Et là je me demande comment peut-on se contenter simplement de lister sur une fiche des réponses à des questions qui soulèvent des enjeux tout à fait fondamentaux ? Comment peut-on demander à quelqu'un s'il a tenté de se suicider et passer de suite après à une autre question, comme s'il s'agissait d'une liste de courses au supermarché ? Mais force est de reconnaître que ces fameuses grilles d'évaluations sont très à la mode aujourd'hui dans tous les domaines, même pour le psychique, même pour l'immatériel...

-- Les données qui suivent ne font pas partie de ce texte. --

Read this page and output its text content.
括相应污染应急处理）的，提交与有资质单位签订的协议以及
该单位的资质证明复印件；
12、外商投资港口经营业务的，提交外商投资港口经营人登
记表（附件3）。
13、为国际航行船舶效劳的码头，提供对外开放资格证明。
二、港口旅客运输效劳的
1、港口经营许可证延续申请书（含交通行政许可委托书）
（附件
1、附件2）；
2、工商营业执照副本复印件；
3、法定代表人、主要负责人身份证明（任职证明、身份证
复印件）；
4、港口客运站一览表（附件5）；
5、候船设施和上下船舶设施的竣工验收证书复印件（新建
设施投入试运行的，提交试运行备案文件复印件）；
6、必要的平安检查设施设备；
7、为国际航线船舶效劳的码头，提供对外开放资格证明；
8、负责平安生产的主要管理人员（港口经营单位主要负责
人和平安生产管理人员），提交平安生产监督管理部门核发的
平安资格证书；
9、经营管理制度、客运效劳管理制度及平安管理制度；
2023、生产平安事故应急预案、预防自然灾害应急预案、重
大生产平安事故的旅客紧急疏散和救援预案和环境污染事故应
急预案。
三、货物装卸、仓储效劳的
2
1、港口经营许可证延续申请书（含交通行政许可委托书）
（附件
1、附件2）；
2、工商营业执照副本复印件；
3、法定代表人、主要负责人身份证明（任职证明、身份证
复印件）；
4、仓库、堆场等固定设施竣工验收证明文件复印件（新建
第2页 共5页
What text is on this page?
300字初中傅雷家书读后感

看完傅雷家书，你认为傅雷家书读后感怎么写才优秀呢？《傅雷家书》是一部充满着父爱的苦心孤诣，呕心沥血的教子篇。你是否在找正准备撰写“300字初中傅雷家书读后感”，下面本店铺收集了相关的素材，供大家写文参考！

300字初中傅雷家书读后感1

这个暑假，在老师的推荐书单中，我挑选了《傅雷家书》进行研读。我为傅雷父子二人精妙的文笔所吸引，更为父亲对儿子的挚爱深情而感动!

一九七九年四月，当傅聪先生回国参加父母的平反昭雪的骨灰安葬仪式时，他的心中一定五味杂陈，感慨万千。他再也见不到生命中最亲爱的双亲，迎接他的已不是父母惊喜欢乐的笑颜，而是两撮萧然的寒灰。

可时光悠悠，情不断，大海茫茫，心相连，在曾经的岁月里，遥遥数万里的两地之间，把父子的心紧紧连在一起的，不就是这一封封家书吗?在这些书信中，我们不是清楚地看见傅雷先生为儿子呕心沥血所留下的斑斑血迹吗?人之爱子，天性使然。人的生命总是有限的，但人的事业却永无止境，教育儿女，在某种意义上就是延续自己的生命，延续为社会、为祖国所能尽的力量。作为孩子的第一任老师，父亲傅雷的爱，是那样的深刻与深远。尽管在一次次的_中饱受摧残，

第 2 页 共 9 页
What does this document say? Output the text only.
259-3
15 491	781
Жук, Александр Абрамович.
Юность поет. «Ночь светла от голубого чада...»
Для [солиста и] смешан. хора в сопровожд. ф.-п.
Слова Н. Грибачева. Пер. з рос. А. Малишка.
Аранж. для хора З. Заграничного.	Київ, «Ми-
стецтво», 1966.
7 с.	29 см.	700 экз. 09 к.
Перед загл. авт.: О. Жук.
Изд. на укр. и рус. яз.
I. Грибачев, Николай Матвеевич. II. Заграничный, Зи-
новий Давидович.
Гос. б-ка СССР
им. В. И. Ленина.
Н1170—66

Bref, ce dont pour quoi je suis actuellement formée ne répond absolument pas à cette manière de travailler, mais évidemment je sais aussi que ce n'est absolument pas dans l'air du temps et que la lutte sera rude... On préfère aujourd'hui faire des recherches pour savoir s'il n'y aurait pas un gène du suicide et ainsi tout le monde se déculpabilise;du coup, à quoi bon passer des années sur un divan si en fait, tout est neurobiologique ? A quoi bon donner un budget à des facs de psycho (de surcroît d'orientation psychanalytique) si, en fait, tout se soigne par la chimie et des traitements cognitivo-comportementalistes courts de réadaptation sociale ?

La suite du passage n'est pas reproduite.